Package 'Cleanet' reference manual

Title:	Automated doublet detection and classification for cytometry data
Description:	Automated method for doublet detection in flow or mass cytometry data, based on simulating doublets and finding events whose protein expression patterns are similar to the simulated doublets.
Authors:	Matei Ionita
Maintainer:	Matei Ionita <[email protected]>
License:	GPL-3
Version:	1.0.0
Built:	2024-12-20 07:02:28 UTC
Source:	https://github.com/matei-ionita/cleanet

Classify doublets (or multiplets) based on component singlets.

Description

Extends a classification of singlets into a classification of doublets.

Usage

classify_doublets(cleanet_res, singlet_clas, max_multi = 4)
classify_doublets(cleanet_res, singlet_clas, max_multi = 4)

Arguments

`cleanet_res`	The output of a call to the cleanet function.
`singlet_clas`	An array giving a classification of the singlets, whose length must match the number of singlet events returned in cleanet_res.
`max_multi`	The highest cardinality of a multiplet to be considered.

Value

An array with the same length as the number of doublets found in cleanet_res, specifying the composition of each doublet.

Examples

path <- system.file("extdata", "df_mdipa.csv", package="Cleanet")
df_mdipa <- read.csv(path, check.names=FALSE)
cols <- c("CD45", "CD123", "CD19", "CD11c", "CD16",
          "CD56", "CD294", "CD14", "CD3", "CD20",
          "CD66b", "CD38", "HLA-DR", "CD45RA",
          "DNA1", "DNA2")
cleanet_res <- cleanet(df_mdipa, cols, cofactor=5)
singlet_clas <- df_mdipa$label[which(cleanet_res$status!="Doublet")]
doublet_clas <- classify_doublets(cleanet_res, singlet_clas)
path <- system.file("extdata", "df_mdipa.csv", package="Cleanet")
df_mdipa <- read.csv(path, check.names=FALSE)
cols <- c("CD45", "CD123", "CD19", "CD11c", "CD16",
          "CD56", "CD294", "CD14", "CD3", "CD20",
          "CD66b", "CD38", "HLA-DR", "CD45RA",
          "DNA1", "DNA2")
cleanet_res <- cleanet(df_mdipa, cols, cofactor=5)
singlet_clas <- df_mdipa$label[which(cleanet_res$status!="Doublet")]
doublet_clas <- classify_doublets(cleanet_res, singlet_clas)

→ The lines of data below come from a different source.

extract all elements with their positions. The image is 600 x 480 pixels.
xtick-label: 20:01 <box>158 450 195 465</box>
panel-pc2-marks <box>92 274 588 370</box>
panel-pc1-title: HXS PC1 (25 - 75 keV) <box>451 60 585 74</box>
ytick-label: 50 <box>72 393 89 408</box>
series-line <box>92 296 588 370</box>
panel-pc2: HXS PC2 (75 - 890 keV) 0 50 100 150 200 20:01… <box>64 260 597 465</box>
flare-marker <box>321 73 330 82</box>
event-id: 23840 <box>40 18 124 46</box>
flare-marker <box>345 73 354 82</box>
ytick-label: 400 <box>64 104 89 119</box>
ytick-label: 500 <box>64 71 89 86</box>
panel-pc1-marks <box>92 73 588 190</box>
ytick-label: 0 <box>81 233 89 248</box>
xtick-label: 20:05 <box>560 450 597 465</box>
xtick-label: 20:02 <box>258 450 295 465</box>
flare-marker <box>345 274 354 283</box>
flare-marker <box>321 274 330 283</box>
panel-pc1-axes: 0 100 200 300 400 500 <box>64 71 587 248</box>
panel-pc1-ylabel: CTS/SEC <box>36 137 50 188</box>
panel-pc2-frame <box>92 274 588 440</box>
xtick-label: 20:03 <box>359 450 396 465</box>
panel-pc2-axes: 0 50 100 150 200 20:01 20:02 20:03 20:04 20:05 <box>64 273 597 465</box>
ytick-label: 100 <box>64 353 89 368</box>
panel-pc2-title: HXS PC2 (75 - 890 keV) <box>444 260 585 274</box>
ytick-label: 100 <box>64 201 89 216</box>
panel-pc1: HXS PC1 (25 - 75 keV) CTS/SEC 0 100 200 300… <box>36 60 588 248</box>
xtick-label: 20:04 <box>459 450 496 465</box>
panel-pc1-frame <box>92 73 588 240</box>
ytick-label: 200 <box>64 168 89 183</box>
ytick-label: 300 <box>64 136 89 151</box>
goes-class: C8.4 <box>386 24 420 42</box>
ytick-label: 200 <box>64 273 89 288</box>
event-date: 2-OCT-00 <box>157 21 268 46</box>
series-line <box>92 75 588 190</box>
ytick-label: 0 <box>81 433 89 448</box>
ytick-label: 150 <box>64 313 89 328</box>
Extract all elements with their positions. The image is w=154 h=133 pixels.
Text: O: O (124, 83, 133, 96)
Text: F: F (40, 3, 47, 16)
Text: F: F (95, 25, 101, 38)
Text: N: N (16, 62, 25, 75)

Detect doublets in a single cytometry sample

Description

Augments data with simulated doublets, computes nearest neighbors for augmented dataset, identifies doublets as those events with a high share of simulated doublets among nearest neighbors.

Usage

cleanet(df, cols, cofactor, thresh = 5, is_debris = NULL)
cleanet(df, cols, cofactor, thresh = 5, is_debris = NULL)

Arguments

`df`	A data frame containing protein expression data.
`cols`	Columns to use in analysis.
`cofactor`	Parameter of arcsinh transformation, applied before computing nearest neighbors. Recommended values are 5 for mass cytometry and 500-1000 for flow cytometry.
`thresh`	Among the 15 nearest neighbors, how many should be simulated doublets in order for the event to be classified as doublet?
`is_debris`	Optional, binary array with length matching the number of rows in df. TRUE for debris events, FALSE for everything else. This package includes helper functions to compute this for flow or mass cytometry data.

Value

A list with multiple elements, among them the singlet/doublet status of each event.

Examples

path <- system.file("extdata", "df_mdipa.csv", package="Cleanet")
df_mdipa <- read.csv(path, check.names=FALSE)
cols <- c("CD45", "CD123", "CD19", "CD11c", "CD16",
          "CD56", "CD294", "CD14", "CD3", "CD20",
          "CD66b", "CD38", "HLA-DR", "CD45RA",
          "DNA1", "DNA2")
cleanet_res <- cleanet(df_mdipa, cols, cofactor=5)
path <- system.file("extdata", "df_mdipa.csv", package="Cleanet")
df_mdipa <- read.csv(path, check.names=FALSE)
cols <- c("CD45", "CD123", "CD19", "CD11c", "CD16",
          "CD56", "CD294", "CD14", "CD3", "CD20",
          "CD66b", "CD38", "HLA-DR", "CD45RA",
          "DNA1", "DNA2")
cleanet_res <- cleanet(df_mdipa, cols, cofactor=5)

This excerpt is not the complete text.